À l’inverse, les droits courts (6 mois) concernent des publics plus jeunes (29 % ont moins de 25 ans), moins diplômés et habitués aux contrats précaires. En réduisant la durée d’indemnisation, on fragilise donc mécaniquement les populations déjà les plus éloignées de la stabilité, sans accélérer leur insertion.

L’illusion de la sortie : des trajectoires fragmentées et circulaires

Retrouver un emploi n’est plus synonyme de sortie du chômage. L’étude dessine le portrait d’une France des « trajectoires fragmentées » où l’on alterne sans fin entre missions courtes et périodes indemnisées.

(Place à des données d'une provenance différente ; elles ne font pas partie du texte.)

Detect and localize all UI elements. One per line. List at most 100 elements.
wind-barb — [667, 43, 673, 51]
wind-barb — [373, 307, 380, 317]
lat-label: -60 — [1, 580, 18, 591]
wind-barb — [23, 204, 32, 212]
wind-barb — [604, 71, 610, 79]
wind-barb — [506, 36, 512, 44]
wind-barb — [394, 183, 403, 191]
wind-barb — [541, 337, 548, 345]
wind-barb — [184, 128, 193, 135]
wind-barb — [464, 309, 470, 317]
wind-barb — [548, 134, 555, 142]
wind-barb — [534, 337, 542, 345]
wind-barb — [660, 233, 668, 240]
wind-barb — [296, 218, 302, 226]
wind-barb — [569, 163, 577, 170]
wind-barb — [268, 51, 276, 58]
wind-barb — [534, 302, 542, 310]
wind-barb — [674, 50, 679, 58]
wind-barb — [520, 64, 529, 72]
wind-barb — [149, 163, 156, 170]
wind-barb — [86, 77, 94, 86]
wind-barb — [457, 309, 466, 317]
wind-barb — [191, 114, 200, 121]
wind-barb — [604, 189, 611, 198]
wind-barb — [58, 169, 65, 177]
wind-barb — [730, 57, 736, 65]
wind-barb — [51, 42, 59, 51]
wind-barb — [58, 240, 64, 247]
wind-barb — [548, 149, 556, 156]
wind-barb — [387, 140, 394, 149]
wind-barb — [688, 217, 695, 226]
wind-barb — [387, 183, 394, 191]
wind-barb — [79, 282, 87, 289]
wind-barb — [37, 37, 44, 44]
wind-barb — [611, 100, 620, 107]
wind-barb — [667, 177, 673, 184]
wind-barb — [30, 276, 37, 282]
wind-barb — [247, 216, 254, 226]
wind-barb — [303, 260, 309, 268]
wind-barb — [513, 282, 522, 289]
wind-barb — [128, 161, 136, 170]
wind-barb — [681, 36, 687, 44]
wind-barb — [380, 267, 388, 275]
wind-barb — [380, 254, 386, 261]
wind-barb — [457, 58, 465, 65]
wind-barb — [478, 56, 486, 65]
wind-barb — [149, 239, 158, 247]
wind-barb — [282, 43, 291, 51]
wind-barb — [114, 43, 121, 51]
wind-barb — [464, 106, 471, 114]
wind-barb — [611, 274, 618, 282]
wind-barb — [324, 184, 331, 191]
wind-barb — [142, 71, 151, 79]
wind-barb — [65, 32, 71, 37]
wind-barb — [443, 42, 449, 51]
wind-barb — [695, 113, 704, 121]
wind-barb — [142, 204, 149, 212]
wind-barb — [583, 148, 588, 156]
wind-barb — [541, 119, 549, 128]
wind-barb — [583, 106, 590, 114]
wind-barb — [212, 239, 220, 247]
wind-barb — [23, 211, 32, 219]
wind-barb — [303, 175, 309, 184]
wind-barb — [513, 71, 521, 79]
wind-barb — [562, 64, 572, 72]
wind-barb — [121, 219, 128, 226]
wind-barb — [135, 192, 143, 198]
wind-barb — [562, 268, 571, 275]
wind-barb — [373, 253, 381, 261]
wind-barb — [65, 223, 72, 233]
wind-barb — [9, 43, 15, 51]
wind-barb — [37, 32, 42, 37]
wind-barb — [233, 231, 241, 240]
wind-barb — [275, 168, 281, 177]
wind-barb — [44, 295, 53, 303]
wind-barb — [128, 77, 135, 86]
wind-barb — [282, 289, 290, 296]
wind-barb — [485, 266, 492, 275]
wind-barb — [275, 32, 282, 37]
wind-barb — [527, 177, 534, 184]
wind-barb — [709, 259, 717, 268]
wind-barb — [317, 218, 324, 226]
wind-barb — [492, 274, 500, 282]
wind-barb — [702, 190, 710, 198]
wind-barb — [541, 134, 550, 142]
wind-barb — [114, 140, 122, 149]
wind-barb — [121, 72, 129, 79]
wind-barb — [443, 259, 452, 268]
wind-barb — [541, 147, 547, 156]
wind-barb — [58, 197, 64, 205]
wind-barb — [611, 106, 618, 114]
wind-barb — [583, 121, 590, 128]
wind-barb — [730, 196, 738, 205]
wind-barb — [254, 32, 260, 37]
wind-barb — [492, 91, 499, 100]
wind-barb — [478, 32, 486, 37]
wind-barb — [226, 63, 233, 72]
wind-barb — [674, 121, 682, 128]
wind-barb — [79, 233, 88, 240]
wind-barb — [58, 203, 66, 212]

  • L’échec de la durabilité : Seul 1 allocataire sur 4 sort durablement du système après son premier contrat repris.
  • La précarité comme norme : Pour les deux tiers restants, le contrat de reprise dure moins de 6 mois. Près de 75 % des allocataires finissent par être de nouveau indemnisés.
  • Le cas critique de l’intérim : Si les intérimaires retrouvent un emploi ultra-rapidement (jusqu’à 51 % avant même d’être indemnisés), ils sont les champions du « réemploi » chez le même employeur pour des missions de deux semaines en moyenne. Ce n’est pas une sortie du chômage, c’est une gestion de la précarité à flux tendu.

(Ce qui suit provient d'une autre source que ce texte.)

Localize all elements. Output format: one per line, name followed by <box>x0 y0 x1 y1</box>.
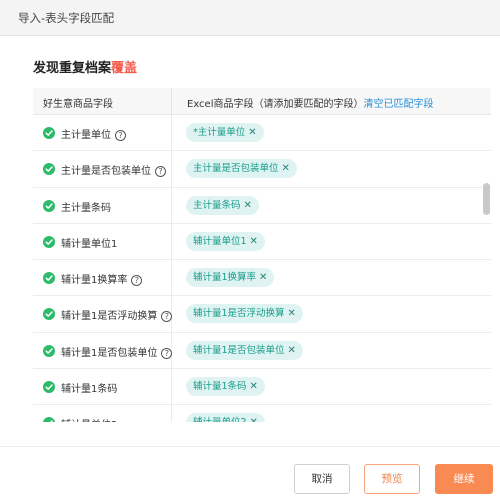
help-icon[interactable]: ? <box>115 130 126 141</box>
field-label: 主计量是否包装单位? <box>61 162 166 178</box>
table-row: 辅计量1是否浮动换算? 辅计量1是否浮动换算 ✕ <box>33 296 491 333</box>
matched-field-tag-text: 辅计量1是否包装单位 <box>193 344 285 356</box>
field-label-text: 辅计量1是否包装单位 <box>61 347 158 359</box>
header-right: Excel商品字段（请添加要匹配的字段）清空已匹配字段 <box>187 95 434 110</box>
matched-field-tag: 辅计量1换算率 ✕ <box>186 268 275 288</box>
heading-highlight: 覆盖 <box>111 61 138 76</box>
dialog-title: 导入-表头字段匹配 <box>18 11 115 25</box>
check-circle-icon <box>43 308 55 321</box>
check-circle-icon <box>43 381 55 394</box>
help-icon[interactable]: ? <box>155 166 166 178</box>
matched-field-tag-text: 辅计量1是否浮动换算 <box>193 308 285 320</box>
close-icon[interactable]: ✕ <box>288 345 296 356</box>
close-icon[interactable]: ✕ <box>250 417 258 422</box>
close-icon[interactable]: ✕ <box>250 236 258 247</box>
field-mapping-table: 好生意商品字段 Excel商品字段（请添加要匹配的字段）清空已匹配字段 主计量单… <box>33 88 491 422</box>
check-circle-icon <box>43 235 55 248</box>
matched-field-tag-text: 主计量是否包装单位 <box>193 163 279 175</box>
column-divider <box>171 223 172 260</box>
matched-field-tag-text: 辅计量单位1 <box>193 235 247 247</box>
field-label-text: 辅计量单位2 <box>61 420 117 422</box>
column-divider <box>171 151 172 187</box>
check-circle-icon <box>43 127 55 139</box>
field-label: 辅计量1是否包装单位? <box>61 344 173 359</box>
help-icon[interactable]: ? <box>161 347 173 359</box>
close-icon[interactable]: ✕ <box>248 127 256 138</box>
matched-field-tag-text: 主计量条码 <box>193 199 241 211</box>
column-divider <box>171 369 172 405</box>
matched-field-tag: 主计量是否包装单位 ✕ <box>186 159 297 179</box>
field-label-text: 主计量单位 <box>61 130 111 141</box>
field-label: 辅计量1条码 <box>61 380 117 395</box>
matched-field-tag: 辅计量单位1 ✕ <box>186 231 265 251</box>
column-divider <box>171 187 172 223</box>
check-circle-icon <box>43 163 55 176</box>
field-label: 辅计量单位2 <box>61 416 117 422</box>
field-label: 主计量条码 <box>61 199 111 214</box>
continue-button[interactable]: 继续 <box>435 464 493 494</box>
dialog-titlebar: 导入-表头字段匹配 <box>0 0 500 36</box>
preview-button[interactable]: 预览 <box>364 464 420 494</box>
header-divider <box>171 88 172 115</box>
check-circle-icon <box>43 272 55 285</box>
matched-field-tag: 辅计量单位2✕ <box>186 413 265 422</box>
cancel-button[interactable]: 取消 <box>294 464 350 494</box>
header-right-label: Excel商品字段（请添加要匹配的字段） <box>187 99 364 110</box>
field-label-text: 主计量条码 <box>61 202 111 214</box>
close-icon[interactable]: ✕ <box>244 200 252 211</box>
heading-text: 发现重复档案 <box>33 61 112 76</box>
close-icon[interactable]: ✕ <box>259 272 267 283</box>
close-icon[interactable]: ✕ <box>282 163 290 174</box>
matched-field-tag: 辅计量1是否包装单位 ✕ <box>186 340 303 360</box>
column-divider <box>171 405 172 422</box>
field-label-text: 辅计量单位1 <box>61 238 118 250</box>
clear-matched-link[interactable]: 清空已匹配字段 <box>364 99 434 110</box>
matched-field-tag-text: 辅计量单位2 <box>193 417 247 422</box>
field-label: 辅计量1换算率? <box>61 271 143 287</box>
field-label-text: 主计量是否包装单位 <box>61 166 151 178</box>
table-row: 辅计量单位2辅计量单位2✕ <box>33 405 491 422</box>
table-row: 主计量是否包装单位? 主计量是否包装单位 ✕ <box>33 151 491 188</box>
check-circle-icon <box>43 417 55 422</box>
check-circle-icon <box>43 344 55 357</box>
table-row: 主计量单位? *主计量单位 ✕ <box>33 115 491 152</box>
table-row: 辅计量1换算率? 辅计量1换算率 ✕ <box>33 260 491 297</box>
matched-field-tag: *主计量单位 ✕ <box>186 123 264 142</box>
matched-field-tag: 辅计量1是否浮动换算 ✕ <box>186 304 303 324</box>
matched-field-tag-text: 辅计量1换算率 <box>193 272 257 284</box>
check-circle-icon <box>43 199 55 212</box>
field-label: 辅计量1是否浮动换算? <box>61 307 173 323</box>
dialog-footer: 取消 预览 继续 <box>0 446 500 500</box>
header-left: 好生意商品字段 <box>43 99 113 110</box>
matched-field-tag-text: 辅计量1条码 <box>193 381 247 393</box>
field-label-text: 辅计量1条码 <box>61 384 118 396</box>
field-label: 辅计量单位1 <box>61 235 117 250</box>
table-row: 辅计量1是否包装单位? 辅计量1是否包装单位 ✕ <box>33 332 491 370</box>
field-label: 主计量单位? <box>61 126 126 141</box>
table-header: 好生意商品字段 Excel商品字段（请添加要匹配的字段）清空已匹配字段 <box>33 88 491 115</box>
matched-field-tag-text: *主计量单位 <box>193 127 246 138</box>
page-heading: 发现重复档案覆盖 <box>33 57 137 76</box>
table-row: 辅计量单位1 辅计量单位1 ✕ <box>33 223 491 261</box>
column-divider <box>171 115 172 151</box>
close-icon[interactable]: ✕ <box>250 381 258 392</box>
table-body: 主计量单位? *主计量单位 ✕ 主计量是否包装单位? 主计量是否包装单位 ✕ 主计量条码 主计… <box>33 115 491 422</box>
help-icon[interactable]: ? <box>131 275 143 287</box>
column-divider <box>171 260 172 296</box>
table-row: 辅计量1条码 辅计量1条码 ✕ <box>33 369 491 406</box>
field-label-text: 辅计量1换算率 <box>61 275 128 287</box>
field-label-text: 辅计量1是否浮动换算 <box>61 311 158 323</box>
table-row: 主计量条码 主计量条码 ✕ <box>33 187 491 224</box>
help-icon[interactable]: ? <box>161 311 173 323</box>
scrollbar-thumb[interactable] <box>483 183 490 215</box>
matched-field-tag: 辅计量1条码 ✕ <box>186 377 265 397</box>
matched-field-tag: 主计量条码 ✕ <box>186 195 259 215</box>
close-icon[interactable]: ✕ <box>288 308 296 319</box>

L’entrepreneuriat : le rebond des fins de droits

Il existe bien un léger sursaut statistique des reprises d’activité au dernier mois d’indemnisation. Mais il ne s’agit pas de salariés acceptant un emploi par dépit. Ce phénomène concerne quasi exclusivement les créateurs d’entreprise.

Aujourd’hui, 1 allocataire sur 10 est un entrepreneur. Pour ces profils, l’Assurance chômage ne finance pas l’oisiveté, mais sert de « subvention de démarrage » via le cumul de l’allocation ou le dispositif ARCE.

Ce rebond final marque l’aboutissement d’un projet de création souvent préparé de longue date, et non une capitulation face à la fin des droits. Pour ces 10 % de bénéficiaires, le système agit comme un véritable filet de sécurité pour l’innovation et l’indépendance.

IA et « dépossession décisionnelle » : Le nouveau défi de la qualité

Au-delà des chiffres de l’Unédic, l’avenir du travail est percuté par l’Intelligence Artificielle. Comme le souligne l’économiste Malo Mofakhami, maître de conférences en économie à IFRJ-Iris-CEET, Université Sorbonne-Paris Nord, le risque n’est pas seulement la destruction d’emplois, mais la dégradation de leur qualité.

L’IA introduit un risque de « dépossession décisionnelle«  : l’algorithme dicte la marche à suivre, déqualifiant le travailleur qui s’adapte à l’outil plutôt que l’inverse.

« Le rapport entre l’homme et l’outil est potentiellement inversé« , prévient Mofakhami. Cette déqualification risque d’enfermer davantage de demandeurs d’emploi dans les « trajectoires fragmentées » décrites plus haut : des exécutants interchangeables dans des contrats de plus en plus courts, car privés de leur valeur ajoutée décisionnelle.

Repenser le contrat social sur des faits, non des mythes

Le portrait-robot du « chômeur oisif » utilisé pour justifier les réformes successives ne résiste pas à l’épreuve des faits de 2026. La réalité est celle de travailleurs réactifs, mais piégés dans un marché de l’emploi haché, où le retour au travail est rapide mais rarement durable.

Si le chômeur n’est pas oisif mais précaire, la réduction systématique des droits est un remède qui ignore la maladie.

Elle risque même d’aggraver la situation en poussant les plus fragiles vers une déqualification accélérée.

Le véritable défi de notre contrat social n’est plus seulement de lutter contre le « forçage » au retour à l’emploi, mais de garantir la qualité et la pérennité des trajectoires professionnelles dans une économie capitaliste prise dans une mutation technologique violente et prédatrice.